Quedé allí parado secándome las salpicaduras y oyendo cómo canturreaba bajo el chorro. Inesperadamente éste cesó y, tras la cortina, dijo: “¿Crees que solo he subido para ducharme? Por la forma en que me mirabas en el taxi me parece que no”. Fue la puntilla. Me asomé descorriendo un poco y me encontré con una polla espléndida que goteaba desde su tiesura. Avergonzado por mi torpeza, por fin me metí en la bañera y arrodillado la lamí y chupé desahogando todo mi deseo. Él, juguetón, se puso a rociarme con el mango de la ducha. Me levanté y me apreté contra su cuerpo agarrándolo por el culo. Mi polla se restregaba bajo su barriga y la suya me cosquilleaba los huevos. Me sujetó la cara con las manos y me besó; me chupaba los labios y removía la lengua por toda la cavidad de mi boca. Sin soltarme me encaró con su pecho. Le lamía el vello, chupaba los pezones salidos y duros; me apretaba para que los mordiera. Enardecido hizo que me apoyara contra la pared y pasaba la lengua por mi espalda. Cuando llegó abajo me repasó el culo y, con una mano entre mis piernas, me sobaba los huevos y la polla. Brusco y tierno a la vez me tenía electrizado. Me deshice de su tenaza y me coloqué a su espalda. Agarrado con fuerza a sus tetas, pasaba mi polla entre sus muslos chocando con sus huevos. Apoyó los codos en el borde de la bañera y me ofreció su culo. Lo manoseé y mordisqueé hasta concentrarme en la raja que, con mis lamidas, dejó descubrir el agujero bien marcado. Lo tanteé con la polla para ver cómo reaccionaba. Su quietud me dio vía libre y fui apretando hasta estar del todo dentro. Entonces me pidió que, sin sacarla, pasara una mano hacia delante y lo masturbara. Lo hacía combinando energía y suavidad, mientras me movía dentro de su culo. Cuando éste se contrajo alrededor de mi polla, la mano se me llenó de leche caliente y abundante. Salí y me la meneé con la misma mano hasta que las dos leches se fundieron y fueron resbalando hacia arriba por su espalda. Hube de ayudarlo a incorporase, algo entumecido por la forzada postura como estaba, y abrí la ducha. El agua caía sobre los dos y nos reconfortaba.

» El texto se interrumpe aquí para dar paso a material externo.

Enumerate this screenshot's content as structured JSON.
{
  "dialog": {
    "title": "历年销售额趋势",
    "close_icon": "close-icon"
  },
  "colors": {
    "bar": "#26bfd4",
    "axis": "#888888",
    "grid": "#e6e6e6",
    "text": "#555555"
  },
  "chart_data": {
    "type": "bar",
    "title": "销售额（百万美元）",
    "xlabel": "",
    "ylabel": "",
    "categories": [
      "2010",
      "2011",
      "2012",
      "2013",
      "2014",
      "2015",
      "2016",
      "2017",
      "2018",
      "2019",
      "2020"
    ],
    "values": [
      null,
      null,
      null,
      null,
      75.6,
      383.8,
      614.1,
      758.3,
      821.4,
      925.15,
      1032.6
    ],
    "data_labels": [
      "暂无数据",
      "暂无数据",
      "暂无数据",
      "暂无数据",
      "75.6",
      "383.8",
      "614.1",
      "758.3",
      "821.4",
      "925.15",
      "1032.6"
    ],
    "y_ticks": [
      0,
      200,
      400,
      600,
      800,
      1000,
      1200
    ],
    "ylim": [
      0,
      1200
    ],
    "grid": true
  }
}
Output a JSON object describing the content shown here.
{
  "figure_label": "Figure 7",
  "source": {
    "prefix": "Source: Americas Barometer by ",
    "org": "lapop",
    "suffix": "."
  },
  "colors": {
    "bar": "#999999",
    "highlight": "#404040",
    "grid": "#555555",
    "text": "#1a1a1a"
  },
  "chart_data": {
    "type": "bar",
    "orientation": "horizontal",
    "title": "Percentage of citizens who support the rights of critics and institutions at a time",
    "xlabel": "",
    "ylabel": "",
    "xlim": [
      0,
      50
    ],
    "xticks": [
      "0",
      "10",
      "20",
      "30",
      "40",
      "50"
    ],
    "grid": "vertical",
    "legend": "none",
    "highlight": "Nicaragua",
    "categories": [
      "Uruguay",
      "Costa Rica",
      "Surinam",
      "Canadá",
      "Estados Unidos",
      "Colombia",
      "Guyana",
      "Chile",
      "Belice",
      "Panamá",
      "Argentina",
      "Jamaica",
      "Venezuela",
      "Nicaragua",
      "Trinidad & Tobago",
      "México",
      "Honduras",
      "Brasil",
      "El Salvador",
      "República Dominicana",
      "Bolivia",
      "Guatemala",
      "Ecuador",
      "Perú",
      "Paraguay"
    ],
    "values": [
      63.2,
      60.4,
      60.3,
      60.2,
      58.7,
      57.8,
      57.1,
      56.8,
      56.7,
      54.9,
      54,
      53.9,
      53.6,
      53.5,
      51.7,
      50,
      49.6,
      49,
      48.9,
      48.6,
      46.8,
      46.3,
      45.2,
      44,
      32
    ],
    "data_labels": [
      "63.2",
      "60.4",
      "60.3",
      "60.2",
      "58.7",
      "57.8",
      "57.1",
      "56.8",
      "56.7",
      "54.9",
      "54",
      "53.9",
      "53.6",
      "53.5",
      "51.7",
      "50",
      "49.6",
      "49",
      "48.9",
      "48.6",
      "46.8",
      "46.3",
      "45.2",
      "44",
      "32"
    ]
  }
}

Nos secamos con ternura el uno al otro. Recogió la ropa sudada y la intercambió con la que llevaba en la bolsa. Esta vez el pantalón era largo. Yo seguí desnudo y lo acompañé hacia la puerta. De pronto recordé que no le había llegado a pagar la carrera y así se lo dije. Sonrió y me alargó una tarjeta profesional para que pudiera llamarlo cuando me hiciera falta. Nos besamos por última vez, le dio un cariñoso tironcito a mi polla calmada y lo dejé salir. Al cerrar la puerta pensé que, por más taxis que volviera a coger en mi vida, lo de hoy difícilmente se podría repetir.